First, management can no longer refuse to recognize a union that claims to have a majority of support without potentially waiving subsequent rights to run their business in accord with past practices or otherwise without bargaining with the union. The classic example of a demand for recognition occurs when a union presents signed union cards for over 50% of the employee complement it seeks to represent. Under the old caselaw, the company could simply inform the union that it did not believe the union represented a true and uncoerced majority of the employees, thereby requiring the union to petition the NLRB to set an election (an RC petition). Now Cemex requires that the company either recognize the union or places the burden on the company to file a petition for an NLRB election (an RM petition) within 2 weeks of receiving the demand, unless the union already filed for an election before demanding recognition.
If the company does not file for an election, and also refuses to recognize and bargain, a union can file unfair labor practice charges alleging that any change to the terms and conditions of employment for the employees, or the overall refusal of the company to bargain for a contract is an unfair labor practice. Essentially, the only way for employees to now participate in a secret ballot vote to determine the selection of a bargaining representative after a union demands recognition with just over 50% support, is if the company files a petition for the election.
The second lesson of Cemex is the true hazard. Once a company refuses to recognize the union after the demand, and instead petitions the NLRB to run the secret ballot election, the NLRB has announced a heightened and dramatically more impactful remedy for any objectionable conduct by the company during the campaign before the secret ballot vote. In the past, if the employer committed isolated unfair labor practices the Board could overturn the vote and order a second election. Under the new Cemex case there will be no such rerun election. Instead, “if the employer commits an unfair labor practice that requires setting aside the election, the petition (whether filed by the employer or the union) will be dismissed, and the employer will be subject to a remedial bargaining order.” Cemex at p. 26. This means that any mistake in the employer’s campaign to advise employees of the practical effects and downsides of a union may result in the imposition of a mandatory bargaining order previously reserved for only the most egregious unfair labor practices committed by an employer in connection with a union certification election.
Finally, to compound the challenges facing employers in the organizing context, the NLRB published new “quickie” election rules on August 24, 2023, returning the election procedures to those put in place by a 2014 Board rule, then later rescinded, with the goal of shortening the time between when an employer (or the union) petitions for an election and the voting date. Once the new election rule goes into effect on December 26, 2023, an employer presented with a demand for recognition by a union may be left scrambling to share its own views on unionization with its employees during what will become a much shorter campaign period.
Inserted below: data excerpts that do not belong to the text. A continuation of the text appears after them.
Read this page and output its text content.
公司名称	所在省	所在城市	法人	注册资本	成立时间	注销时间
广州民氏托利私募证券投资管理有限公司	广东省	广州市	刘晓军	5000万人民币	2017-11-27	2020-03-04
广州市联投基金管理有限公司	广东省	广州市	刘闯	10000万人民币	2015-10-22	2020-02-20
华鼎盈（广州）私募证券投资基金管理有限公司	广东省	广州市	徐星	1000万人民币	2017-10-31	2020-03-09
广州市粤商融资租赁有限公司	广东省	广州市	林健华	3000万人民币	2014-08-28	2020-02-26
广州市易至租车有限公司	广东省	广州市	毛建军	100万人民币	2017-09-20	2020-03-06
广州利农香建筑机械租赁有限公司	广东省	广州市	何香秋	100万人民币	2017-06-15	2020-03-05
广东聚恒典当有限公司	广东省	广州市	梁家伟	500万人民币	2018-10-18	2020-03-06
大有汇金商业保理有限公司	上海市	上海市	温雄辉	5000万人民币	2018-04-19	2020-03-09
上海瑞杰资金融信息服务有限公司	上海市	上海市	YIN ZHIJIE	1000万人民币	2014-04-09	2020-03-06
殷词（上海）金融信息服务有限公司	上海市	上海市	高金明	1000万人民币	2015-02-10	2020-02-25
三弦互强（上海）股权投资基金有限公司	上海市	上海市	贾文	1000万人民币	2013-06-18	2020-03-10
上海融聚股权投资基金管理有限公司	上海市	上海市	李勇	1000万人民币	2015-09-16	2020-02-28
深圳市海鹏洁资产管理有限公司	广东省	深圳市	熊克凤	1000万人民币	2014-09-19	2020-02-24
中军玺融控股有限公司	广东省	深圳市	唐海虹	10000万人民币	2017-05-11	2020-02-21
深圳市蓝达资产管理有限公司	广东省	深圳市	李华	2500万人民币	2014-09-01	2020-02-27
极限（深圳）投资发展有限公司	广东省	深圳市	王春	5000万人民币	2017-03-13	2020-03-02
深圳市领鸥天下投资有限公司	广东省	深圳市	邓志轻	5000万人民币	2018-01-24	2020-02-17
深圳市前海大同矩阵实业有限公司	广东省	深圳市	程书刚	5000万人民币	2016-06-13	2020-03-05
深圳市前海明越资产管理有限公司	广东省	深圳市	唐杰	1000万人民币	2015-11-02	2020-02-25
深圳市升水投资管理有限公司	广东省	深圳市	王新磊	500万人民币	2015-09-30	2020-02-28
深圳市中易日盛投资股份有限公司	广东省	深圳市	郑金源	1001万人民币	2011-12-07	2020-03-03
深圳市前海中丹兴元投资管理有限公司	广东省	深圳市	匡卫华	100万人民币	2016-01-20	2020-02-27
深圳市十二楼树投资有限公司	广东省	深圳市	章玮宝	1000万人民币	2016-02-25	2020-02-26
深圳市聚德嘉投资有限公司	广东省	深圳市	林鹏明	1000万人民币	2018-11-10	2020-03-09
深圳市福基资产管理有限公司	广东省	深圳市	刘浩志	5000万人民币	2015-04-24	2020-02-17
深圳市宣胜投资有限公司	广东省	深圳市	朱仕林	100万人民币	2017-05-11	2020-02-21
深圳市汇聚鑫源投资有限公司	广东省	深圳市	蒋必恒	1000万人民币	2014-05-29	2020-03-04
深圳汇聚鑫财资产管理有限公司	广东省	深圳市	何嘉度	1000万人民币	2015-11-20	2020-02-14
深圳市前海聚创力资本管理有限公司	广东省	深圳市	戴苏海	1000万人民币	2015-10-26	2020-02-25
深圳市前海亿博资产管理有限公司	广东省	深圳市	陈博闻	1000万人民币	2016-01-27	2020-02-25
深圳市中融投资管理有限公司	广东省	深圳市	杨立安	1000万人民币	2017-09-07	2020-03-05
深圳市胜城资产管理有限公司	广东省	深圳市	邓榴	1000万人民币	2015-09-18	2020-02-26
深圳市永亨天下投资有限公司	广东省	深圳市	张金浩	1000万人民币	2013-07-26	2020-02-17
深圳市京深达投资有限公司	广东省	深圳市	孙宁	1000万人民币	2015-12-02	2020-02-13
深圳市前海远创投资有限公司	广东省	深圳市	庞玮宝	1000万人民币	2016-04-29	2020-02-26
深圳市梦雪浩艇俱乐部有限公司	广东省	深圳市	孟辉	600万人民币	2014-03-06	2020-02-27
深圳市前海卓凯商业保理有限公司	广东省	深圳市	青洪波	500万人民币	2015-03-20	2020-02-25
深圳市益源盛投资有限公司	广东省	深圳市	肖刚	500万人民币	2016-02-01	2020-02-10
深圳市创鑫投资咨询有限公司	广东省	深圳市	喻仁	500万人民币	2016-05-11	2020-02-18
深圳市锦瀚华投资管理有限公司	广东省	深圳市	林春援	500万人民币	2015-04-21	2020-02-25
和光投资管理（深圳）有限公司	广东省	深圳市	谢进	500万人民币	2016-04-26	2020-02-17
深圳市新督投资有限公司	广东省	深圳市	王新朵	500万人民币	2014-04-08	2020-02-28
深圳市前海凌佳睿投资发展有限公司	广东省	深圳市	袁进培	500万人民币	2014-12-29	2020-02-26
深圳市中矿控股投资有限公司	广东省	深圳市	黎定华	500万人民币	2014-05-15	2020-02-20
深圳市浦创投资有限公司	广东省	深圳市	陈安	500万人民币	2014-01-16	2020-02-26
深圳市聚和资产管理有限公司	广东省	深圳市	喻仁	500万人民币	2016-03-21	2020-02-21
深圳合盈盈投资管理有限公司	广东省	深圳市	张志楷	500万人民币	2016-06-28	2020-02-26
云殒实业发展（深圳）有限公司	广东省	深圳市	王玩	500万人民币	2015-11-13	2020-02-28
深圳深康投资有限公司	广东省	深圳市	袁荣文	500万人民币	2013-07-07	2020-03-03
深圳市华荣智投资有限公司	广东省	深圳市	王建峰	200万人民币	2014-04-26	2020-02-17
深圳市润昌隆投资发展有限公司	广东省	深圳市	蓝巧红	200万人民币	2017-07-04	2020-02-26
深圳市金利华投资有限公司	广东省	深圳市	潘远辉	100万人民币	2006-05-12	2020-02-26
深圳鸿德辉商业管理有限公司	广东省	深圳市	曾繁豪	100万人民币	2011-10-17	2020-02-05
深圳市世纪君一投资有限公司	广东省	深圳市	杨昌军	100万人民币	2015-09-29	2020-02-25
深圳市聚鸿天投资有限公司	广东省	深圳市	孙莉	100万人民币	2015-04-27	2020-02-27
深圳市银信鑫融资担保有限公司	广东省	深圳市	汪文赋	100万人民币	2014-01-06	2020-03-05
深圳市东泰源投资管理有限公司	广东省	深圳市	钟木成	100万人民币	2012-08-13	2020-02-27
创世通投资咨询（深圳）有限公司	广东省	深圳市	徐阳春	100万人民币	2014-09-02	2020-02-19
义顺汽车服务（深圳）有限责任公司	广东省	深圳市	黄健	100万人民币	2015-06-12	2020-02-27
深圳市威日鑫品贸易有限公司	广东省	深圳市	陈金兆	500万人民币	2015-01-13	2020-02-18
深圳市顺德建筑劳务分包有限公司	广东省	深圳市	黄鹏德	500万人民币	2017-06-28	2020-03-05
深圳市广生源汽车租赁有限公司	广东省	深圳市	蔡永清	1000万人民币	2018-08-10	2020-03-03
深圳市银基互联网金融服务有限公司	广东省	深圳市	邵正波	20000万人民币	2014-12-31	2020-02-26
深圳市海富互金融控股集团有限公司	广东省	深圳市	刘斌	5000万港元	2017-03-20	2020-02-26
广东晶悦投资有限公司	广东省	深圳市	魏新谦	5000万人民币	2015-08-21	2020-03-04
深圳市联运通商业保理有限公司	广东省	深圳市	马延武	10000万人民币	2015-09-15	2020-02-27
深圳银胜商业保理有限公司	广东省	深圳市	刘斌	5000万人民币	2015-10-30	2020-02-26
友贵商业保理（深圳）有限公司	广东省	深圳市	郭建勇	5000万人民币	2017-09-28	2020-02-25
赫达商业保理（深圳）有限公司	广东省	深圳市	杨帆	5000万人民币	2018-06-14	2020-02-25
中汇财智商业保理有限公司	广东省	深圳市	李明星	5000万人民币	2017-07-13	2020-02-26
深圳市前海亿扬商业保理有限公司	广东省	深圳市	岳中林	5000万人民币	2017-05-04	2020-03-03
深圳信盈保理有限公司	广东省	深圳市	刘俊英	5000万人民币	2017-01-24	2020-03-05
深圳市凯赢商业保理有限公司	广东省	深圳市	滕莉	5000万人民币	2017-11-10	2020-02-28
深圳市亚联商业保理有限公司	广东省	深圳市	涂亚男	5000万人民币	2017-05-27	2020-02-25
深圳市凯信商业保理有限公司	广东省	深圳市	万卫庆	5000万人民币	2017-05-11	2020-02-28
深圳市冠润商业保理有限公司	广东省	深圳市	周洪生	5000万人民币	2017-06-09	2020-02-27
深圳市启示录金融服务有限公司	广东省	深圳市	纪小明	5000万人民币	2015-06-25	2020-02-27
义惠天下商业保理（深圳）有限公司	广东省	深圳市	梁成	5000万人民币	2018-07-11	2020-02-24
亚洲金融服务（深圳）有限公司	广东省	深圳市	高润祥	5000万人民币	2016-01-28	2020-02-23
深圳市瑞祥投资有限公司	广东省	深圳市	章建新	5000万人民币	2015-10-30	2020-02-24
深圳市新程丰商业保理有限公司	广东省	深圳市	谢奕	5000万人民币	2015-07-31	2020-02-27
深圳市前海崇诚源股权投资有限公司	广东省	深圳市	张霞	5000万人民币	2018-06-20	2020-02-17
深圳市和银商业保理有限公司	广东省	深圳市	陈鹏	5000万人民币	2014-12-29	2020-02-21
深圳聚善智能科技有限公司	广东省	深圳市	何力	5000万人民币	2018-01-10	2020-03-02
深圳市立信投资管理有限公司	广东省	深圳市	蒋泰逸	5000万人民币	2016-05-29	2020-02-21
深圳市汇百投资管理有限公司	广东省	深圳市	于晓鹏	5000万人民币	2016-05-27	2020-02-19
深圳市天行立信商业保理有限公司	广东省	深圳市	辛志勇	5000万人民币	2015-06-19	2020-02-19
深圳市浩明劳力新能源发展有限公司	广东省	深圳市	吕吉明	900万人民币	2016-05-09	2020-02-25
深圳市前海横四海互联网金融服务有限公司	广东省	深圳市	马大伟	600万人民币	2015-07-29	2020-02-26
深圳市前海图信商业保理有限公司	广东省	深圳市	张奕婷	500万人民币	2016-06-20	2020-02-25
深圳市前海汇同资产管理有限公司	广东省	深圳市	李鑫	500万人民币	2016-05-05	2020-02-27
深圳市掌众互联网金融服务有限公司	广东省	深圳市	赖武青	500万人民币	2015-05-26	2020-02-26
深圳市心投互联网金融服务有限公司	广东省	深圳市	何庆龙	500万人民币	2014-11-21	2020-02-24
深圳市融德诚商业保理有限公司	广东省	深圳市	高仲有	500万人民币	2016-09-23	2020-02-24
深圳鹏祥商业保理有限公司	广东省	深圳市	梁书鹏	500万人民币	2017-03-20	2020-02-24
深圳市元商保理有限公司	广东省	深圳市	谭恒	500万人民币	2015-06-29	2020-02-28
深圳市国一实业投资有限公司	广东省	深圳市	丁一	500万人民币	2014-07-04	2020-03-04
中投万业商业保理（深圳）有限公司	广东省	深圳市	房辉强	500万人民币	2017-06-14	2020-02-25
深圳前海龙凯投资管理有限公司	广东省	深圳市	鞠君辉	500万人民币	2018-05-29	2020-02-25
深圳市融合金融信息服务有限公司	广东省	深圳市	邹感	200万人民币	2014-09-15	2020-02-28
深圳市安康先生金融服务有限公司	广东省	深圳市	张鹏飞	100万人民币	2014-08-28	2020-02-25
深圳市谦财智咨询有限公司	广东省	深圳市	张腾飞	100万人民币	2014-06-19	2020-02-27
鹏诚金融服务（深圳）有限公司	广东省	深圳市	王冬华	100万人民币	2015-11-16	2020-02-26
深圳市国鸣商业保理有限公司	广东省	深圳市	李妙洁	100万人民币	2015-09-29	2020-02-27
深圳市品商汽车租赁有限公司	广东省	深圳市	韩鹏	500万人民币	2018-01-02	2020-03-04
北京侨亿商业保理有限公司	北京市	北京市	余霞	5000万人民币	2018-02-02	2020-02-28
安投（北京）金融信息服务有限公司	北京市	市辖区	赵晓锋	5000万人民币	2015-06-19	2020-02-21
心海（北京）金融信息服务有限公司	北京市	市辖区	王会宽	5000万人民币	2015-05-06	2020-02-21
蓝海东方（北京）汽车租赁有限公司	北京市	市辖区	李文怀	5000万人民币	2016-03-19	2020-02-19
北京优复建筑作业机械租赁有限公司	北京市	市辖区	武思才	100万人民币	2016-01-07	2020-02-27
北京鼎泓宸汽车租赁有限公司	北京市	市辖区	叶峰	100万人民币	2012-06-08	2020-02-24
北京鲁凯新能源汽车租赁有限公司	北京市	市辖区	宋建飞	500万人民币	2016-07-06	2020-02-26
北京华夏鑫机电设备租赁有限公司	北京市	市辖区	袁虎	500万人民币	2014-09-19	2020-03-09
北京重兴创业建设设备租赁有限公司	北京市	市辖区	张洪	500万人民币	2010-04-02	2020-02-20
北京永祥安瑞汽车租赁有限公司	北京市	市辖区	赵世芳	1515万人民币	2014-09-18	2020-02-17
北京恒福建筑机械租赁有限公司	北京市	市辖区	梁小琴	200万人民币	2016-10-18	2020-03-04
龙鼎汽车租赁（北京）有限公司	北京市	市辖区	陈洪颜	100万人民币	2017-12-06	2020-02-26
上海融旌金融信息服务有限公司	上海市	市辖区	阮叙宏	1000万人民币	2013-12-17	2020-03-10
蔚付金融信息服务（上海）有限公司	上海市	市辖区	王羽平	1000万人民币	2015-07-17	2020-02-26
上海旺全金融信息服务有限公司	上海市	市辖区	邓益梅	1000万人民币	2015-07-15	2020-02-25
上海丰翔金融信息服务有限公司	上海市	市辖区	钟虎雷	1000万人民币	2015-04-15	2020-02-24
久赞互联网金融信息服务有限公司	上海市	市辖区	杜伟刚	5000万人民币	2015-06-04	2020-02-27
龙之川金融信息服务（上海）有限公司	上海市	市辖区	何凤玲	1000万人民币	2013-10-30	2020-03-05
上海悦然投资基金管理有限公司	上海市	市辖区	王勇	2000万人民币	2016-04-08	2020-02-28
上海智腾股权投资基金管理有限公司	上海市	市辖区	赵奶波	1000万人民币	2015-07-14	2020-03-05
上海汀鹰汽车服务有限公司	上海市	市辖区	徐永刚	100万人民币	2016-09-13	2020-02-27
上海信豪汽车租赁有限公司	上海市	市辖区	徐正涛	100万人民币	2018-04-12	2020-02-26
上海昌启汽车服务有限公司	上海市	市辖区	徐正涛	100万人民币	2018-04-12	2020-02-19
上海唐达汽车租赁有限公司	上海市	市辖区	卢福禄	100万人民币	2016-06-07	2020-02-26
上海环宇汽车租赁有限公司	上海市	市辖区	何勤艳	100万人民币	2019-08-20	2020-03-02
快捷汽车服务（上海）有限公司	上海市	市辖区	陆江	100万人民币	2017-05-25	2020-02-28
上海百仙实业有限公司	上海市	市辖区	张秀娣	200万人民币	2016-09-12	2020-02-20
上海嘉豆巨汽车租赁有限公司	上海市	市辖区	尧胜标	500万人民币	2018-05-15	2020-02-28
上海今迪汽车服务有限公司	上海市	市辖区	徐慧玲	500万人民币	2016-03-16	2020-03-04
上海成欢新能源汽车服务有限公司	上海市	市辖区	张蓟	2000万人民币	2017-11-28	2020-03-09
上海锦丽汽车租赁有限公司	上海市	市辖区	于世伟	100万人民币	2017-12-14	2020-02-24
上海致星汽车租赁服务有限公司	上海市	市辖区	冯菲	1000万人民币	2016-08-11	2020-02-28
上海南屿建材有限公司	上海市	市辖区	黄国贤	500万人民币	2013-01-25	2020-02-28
These changes highlight the need for employers to immediately seek expert legal advice whenever they become aware of union organizing at their workplaces or are faced with an overt claim by a union that they represent a majority of employees. Employers would also be well-advised to consider updated training of their managers and supervisors to ensure they are aware, among other things, of the types of unfair labor practices that could give rise to mandatory union recognition.